The therapy, which genetically modifies patient T-cells into aggressive cancer killers, could be a breakthrough for a cancer that has few other treatment options, according to Leo Gordon, MD, the Abby and John Friend Professor of Oncology Research, professor of Medicine in the Division of Hematology and Oncology and a co-author of the study.
“We are encouraged by the early results we saw, but we still have work to do to improve those outcomes,” said Gordon, who is also a member of the Robert H. Lurie Comprehensive Cancer Center of Northwestern University. “What we have so far is not enough, but it is a start.”
B-cells are blood cells that make antibodies to fight bacteria and viruses. In B-cell lymphoma, the body produces too many abnormal B-cells which can spread to other parts of the body such as the lymph nodes, bone marrow or spleen.
Initial treatment is usually chemotherapy, but options for recurring disease are limited. Fewer than 50 percent of patients with multiply relapsed or chemotherapy-resistant B-cell lymphoma respond to treatment, according to Gordon, and overall survival is often less than six months.
“Patients with aggressive lymphoma who progress after multiple treatments have very poor outcomes,” Gordon said.

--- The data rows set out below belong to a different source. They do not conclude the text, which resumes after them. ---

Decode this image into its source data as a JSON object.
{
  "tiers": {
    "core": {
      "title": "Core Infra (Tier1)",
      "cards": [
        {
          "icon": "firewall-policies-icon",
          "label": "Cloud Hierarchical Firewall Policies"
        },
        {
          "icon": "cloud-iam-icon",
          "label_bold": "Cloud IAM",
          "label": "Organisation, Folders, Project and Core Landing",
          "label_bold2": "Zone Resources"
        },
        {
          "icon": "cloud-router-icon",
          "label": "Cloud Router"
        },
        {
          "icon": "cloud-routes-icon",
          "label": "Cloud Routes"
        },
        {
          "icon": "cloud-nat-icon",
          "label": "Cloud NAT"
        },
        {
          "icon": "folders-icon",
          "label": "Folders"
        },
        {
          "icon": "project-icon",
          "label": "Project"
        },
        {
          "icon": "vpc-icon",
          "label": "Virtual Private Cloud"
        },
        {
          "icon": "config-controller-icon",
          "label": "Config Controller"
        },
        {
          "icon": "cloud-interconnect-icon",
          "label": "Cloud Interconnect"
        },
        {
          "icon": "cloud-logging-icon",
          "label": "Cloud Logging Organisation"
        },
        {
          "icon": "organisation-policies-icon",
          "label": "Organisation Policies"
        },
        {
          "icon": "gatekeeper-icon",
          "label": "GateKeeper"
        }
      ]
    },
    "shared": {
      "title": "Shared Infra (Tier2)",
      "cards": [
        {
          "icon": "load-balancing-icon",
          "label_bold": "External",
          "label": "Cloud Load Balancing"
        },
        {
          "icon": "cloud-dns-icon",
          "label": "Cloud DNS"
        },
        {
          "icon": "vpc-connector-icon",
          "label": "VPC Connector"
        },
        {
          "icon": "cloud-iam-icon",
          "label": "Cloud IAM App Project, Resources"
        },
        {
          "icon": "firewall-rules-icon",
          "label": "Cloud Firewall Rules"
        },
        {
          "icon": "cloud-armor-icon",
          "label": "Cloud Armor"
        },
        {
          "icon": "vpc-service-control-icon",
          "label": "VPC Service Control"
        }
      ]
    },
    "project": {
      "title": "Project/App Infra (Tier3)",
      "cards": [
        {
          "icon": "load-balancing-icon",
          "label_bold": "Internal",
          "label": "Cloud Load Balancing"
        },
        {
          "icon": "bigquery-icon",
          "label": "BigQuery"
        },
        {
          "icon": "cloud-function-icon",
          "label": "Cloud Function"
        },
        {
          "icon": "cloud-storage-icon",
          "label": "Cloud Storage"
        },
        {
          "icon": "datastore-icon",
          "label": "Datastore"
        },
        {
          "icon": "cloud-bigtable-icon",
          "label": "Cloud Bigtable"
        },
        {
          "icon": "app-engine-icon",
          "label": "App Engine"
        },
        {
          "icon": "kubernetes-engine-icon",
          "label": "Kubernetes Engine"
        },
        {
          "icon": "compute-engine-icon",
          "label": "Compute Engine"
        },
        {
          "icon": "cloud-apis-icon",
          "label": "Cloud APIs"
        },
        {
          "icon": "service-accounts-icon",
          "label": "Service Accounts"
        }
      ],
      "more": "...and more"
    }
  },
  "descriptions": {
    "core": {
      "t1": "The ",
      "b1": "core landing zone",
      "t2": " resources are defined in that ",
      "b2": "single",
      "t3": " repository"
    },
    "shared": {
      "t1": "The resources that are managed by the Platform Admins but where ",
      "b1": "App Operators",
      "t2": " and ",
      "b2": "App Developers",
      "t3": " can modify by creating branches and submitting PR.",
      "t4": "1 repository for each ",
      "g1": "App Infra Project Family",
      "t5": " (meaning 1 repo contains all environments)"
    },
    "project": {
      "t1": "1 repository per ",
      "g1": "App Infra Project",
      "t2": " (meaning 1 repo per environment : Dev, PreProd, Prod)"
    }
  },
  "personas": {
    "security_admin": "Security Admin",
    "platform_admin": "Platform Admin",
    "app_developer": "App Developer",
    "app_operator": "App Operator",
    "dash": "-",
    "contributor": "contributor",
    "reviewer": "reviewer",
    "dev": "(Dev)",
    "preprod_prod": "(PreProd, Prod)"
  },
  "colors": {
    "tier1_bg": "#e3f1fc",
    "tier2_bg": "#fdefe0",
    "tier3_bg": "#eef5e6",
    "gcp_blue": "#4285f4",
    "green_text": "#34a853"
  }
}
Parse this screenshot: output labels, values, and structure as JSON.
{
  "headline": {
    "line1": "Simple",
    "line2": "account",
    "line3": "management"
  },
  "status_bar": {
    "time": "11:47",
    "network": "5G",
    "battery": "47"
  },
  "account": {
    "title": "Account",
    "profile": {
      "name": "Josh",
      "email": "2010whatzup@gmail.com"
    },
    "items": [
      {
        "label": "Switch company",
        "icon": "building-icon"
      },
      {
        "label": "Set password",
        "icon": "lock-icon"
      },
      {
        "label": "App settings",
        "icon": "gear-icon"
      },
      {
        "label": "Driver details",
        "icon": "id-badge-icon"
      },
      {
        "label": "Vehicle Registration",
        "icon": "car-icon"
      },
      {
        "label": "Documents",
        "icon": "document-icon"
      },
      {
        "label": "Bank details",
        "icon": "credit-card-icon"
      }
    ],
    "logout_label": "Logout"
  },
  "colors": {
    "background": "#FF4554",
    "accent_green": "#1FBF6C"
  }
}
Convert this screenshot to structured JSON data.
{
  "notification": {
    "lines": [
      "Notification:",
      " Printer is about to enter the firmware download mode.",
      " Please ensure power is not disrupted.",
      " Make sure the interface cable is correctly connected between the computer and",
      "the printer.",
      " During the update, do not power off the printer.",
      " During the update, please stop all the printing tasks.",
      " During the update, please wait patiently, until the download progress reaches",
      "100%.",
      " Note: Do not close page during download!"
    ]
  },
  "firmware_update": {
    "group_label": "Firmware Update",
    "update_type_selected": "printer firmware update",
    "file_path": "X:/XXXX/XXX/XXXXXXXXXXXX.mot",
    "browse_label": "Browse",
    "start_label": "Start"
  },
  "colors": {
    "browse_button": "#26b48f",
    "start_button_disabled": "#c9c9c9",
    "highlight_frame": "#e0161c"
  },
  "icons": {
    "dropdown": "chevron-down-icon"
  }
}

Chimeric antigen receptor (CAR-T) treatments are a possible solution to this problem. Clinicians collect T-cells from patients in a procedure called leukapoehresis that removes T-cells from the blood, and the cells are sent to a laboratory where new genes are inserted into the cells.
These genes cause the T-cells to recognize and attack a target — in this case, a particular protein on lymphoma cells. This process of manufacturing the cells can take several weeks, and afterwards the cells are infused back into the patient.
In the study, investigators obtained T-cells from 344 patients, 269 of whom received at least one dose of the modified T-cells. The treatment was well-tolerated: While many patients had side effects such as low neutrophil count or anemia, few had serious side effects.
Median survival among treated patients was extended to 18 months, and 73 percent of patients exhibited a response to the treatment, indicating the CAR-T cells were working.
These findings give investigators vital information about safety, including what side effects to expect and how to respond. Further trials treating B-cell lymphoma with CAR-T therapy are ongoing, and these results are an encouraging step for the therapy, Gordon said.
“This treatment has been used where more traditional treatments have failed, so the advantage is that CAR-T therapy works by a completely different mechanism than chemotherapy or radiation or surgery,” Gordon said. “In that sense CAR-T therapy represents a new step forward in the treatment of malignancy.”
This study was funded by Juno Therapeutics, a Bristol-Myers Squibb Company.